Humans run almost every day, even without noticing – trying to catch a bus, crossing the street on the red light, or just when we realise we are late. When I think about running as an actual sport, I notice two themes that we cover in this course – the body and gender (and race) and destabilising normativity.
Debates on the biological sex vs social gender have been long present in anthropology. The works of scholars such as Judith Butler critique the idea of definitive gender and show that this body category should be constantly reworked in contemporary cultural spaces. In running, as an Olympic sport, this category is still very fixed. There is a clear distinction between men and women, which separates the two sexes into different competitions. Nevertheless, the famous case of the South African Olympic runner Caster Semenya also urges us to rethink how we actually define male and female. After her uncanny win at the World Championships in Berlin in 2009, questions were raised about her sex and possible drug use. The investigation revealed that she was born with XY chromosomes. Her hermaphroditism and high level of testosterone (3x the female norm) have excluded her from the competition until she decided to undergo a hormonal treatment to lower those levels and came back to the game.

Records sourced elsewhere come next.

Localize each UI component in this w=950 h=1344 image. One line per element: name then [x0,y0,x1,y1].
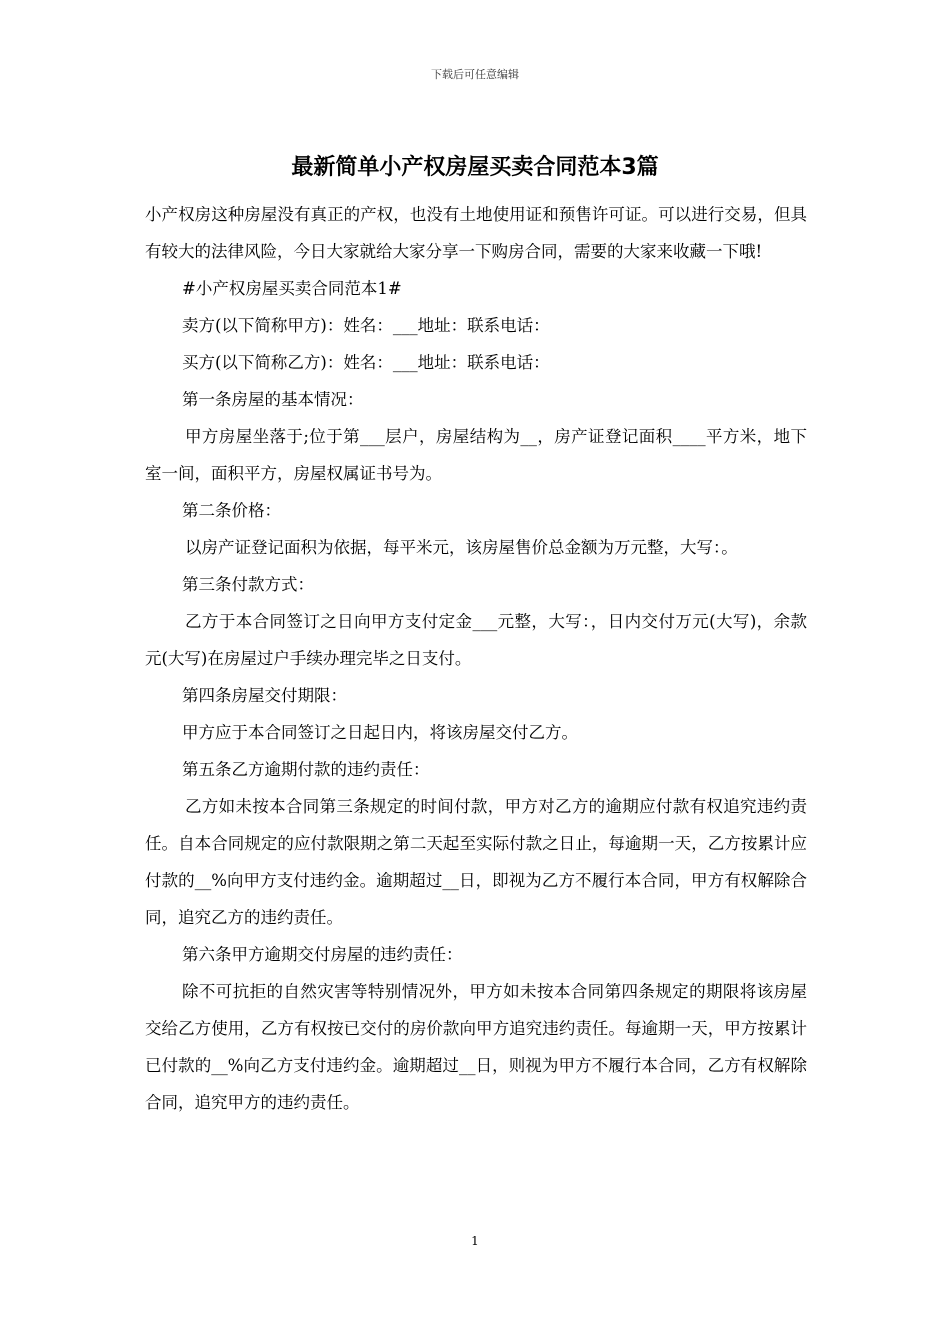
seller-line: 卖方(以下简称甲方)：姓名：___地址：联系电话： [182,316,550,335]
article-3-heading: 第三条付款方式： [182,575,314,594]
article-4-heading: 第四条房屋交付期限： [182,686,347,705]
article-4-body: 甲方应于本合同签订之日起日内，将该房屋交付乙方。 [182,723,578,742]
article-1-body: 甲方房屋坐落于;位于第___层户，房屋结构为__，房产证登记面积____平方米，地下室一间，面积平方，房屋权属证书号为。 [145,427,807,483]
article-6-heading: 第六条甲方逾期交付房屋的违约责任： [182,945,463,964]
document-title: 最新简单小产权房屋买卖合同范本3篇 [291,155,659,180]
header-note: 下载后可任意编辑 [431,68,519,81]
article-2-heading: 第二条价格： [182,501,281,520]
document-body [145,196,807,1121]
article-5-body: 乙方如未按本合同第三条规定的时间付款，甲方对乙方的逾期应付款有权追究违约责任。自本合同规定的应付款限期之第二天起至实际付款之日止，每逾期一天，乙方按累计应付款的__%向甲方支付违约金。逾期超过__日，即视为乙方不履行本合同，甲方有权解除合同，追究乙方的违约责任。 [145,797,807,927]
article-5-heading: 第五条乙方逾期付款的违约责任： [182,760,430,779]
page-number: 1 [471,1234,479,1248]
intro-paragraph: 小产权房这种房屋没有真正的产权，也没有土地使用证和预售许可证。可以进行交易，但具有较大的法律风险，今日大家就给大家分享一下购房合同，需要的大家来收藏一下哦! [145,205,807,261]
article-6-body: 除不可抗拒的自然灾害等特别情况外，甲方如未按本合同第四条规定的期限将该房屋交给乙方使用，乙方有权按已交付的房价款向甲方追究违约责任。每逾期一天，甲方按累计已付款的__%向乙方支付违约金。逾期超过__日，则视为甲方不履行本合同，乙方有权解除合同，追究甲方的违约责任。 [145,982,807,1112]
buyer-line: 买方(以下简称乙方)：姓名：___地址：联系电话： [182,353,550,372]
article-2-body: 以房产证登记面积为依据，每平米元，该房屋售价总金额为万元整，大写：。 [185,538,738,557]
article-1-heading: 第一条房屋的基本情况： [182,390,364,409]
contract-heading: #小产权房屋买卖合同范本1# [182,279,402,298]
article-3-body: 乙方于本合同签订之日向甲方支付定金___元整，大写：，日内交付万元(大写)，余款元(大写)在房屋过户手续办理完毕之日支付。 [145,612,807,668]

Firstly, Semenya’s story calls the nature vs nurture debate. Epstein (2013) distinguishes between hardware (nature) and software (nurture), claiming that in elite athletes, one is useless without the other. He also examines race and gender. On the latter, he asks: „If only accumulated hours of practice matter, then why do we separate men and women in athletic competition?” (ibid.). Secondly, her story is about the constant efforts by sports governing bodies to create gender divisions that are fair to all athletes. But it’s also about what happens when an athlete, especially a black athlete, doesn’t „fit” into general ideas about womanhood. Her case shows how when people challenge perceived norms about masculinity and femininity, their bodies can become fodder for public discussion, often against their will.
Bale & Sang (1996) quote John Hoberman: „The romanticizing of an African champion has served to link exotic physiological states with the racial alien and his alleged biological advantages”. Was is it also the case with Caster Semenya? Africa is often viewed as an emerging continental giant on the modern sporting stage. The Kenyan running itself has become and imaginative world in the mental map of the Western sports fan and general public. Nevertheless, their success is often explained in stereotypical and racist terms (ibid.)
Thus, we can say that a white male is „the norm”. But isn’t it problematic?
Yet another norm that is problematic is body’s ability. In most Western societies, medical sciences have usually defined disabled bodies as „broken”, „impaired” or „deficient”. Inevitably, this thinking makes the physical capabilities and limits of the human body intertwined in our social life by creating the binary approach and labelling people as „able” or „disabled”.
Oscar Pistorius is another professional sprinter from South Africa, with both feet amputated. After becoming a Paralympic champion, he attempted to enter non-disabled international competitions, against constant objections by the International Association of Athletics Federations (IAAF), who claimed that his artificial limbs gave an unfair advantage. Pistorius eventually won this legal dispute and at the 2011 World Championships, he became the first amputee to win a non-disabled world medal.

Again, this shows how a human body that is not „normal” is scrutinised in professional sports.
Looking at the cases of these athletes through the lens of Scheper-Hughes’ and Lock’s (1987) analysis of individual body, social body and body politic, it may be that they do feel normal in terms of „phenomenally experienced body-self”, but in terms of representational uses of the body as a natural symbol to think about relations between nature, culture and society (as Mary Douglas suggested), the body in health offers a model of harmony, whereas a body in sickness – of disharmony. Thirdly, a body can be an artefact of social and political control à la Foucault. Apart from controlling the bodies in times of crises, societies constantly reproduce and socialise the types of bodies they need. In our increasingly „healthist” and body-conscious culture, the politically correct body is the strong, lean and physically „fit” form, through which the cultural values of autonomy, toughness, youth, and self-control are realised (ibid.).
Therefore, we might say that Olympics is an institution of power, which creates models of gender normativity and dictates the performance of our bodies.
References:
- Bale, J. and Sang, J. (1996). Kenyan Running: Movement Culture, Geography, and Global Change. London: Frank Cass & Company.
- Epstein, D. (2013). The Sports Gene. Talent, Practice, and the Truth about success. London: Yellow Jersey Press, Random House.
- Scheper‐Hughes, N. and Lock, M. M. (1987). The mindful body: A prolegomenon to future work in medical anthropology. Medical anthropology quarterly, Vol. 1 (1), pp. 6-41.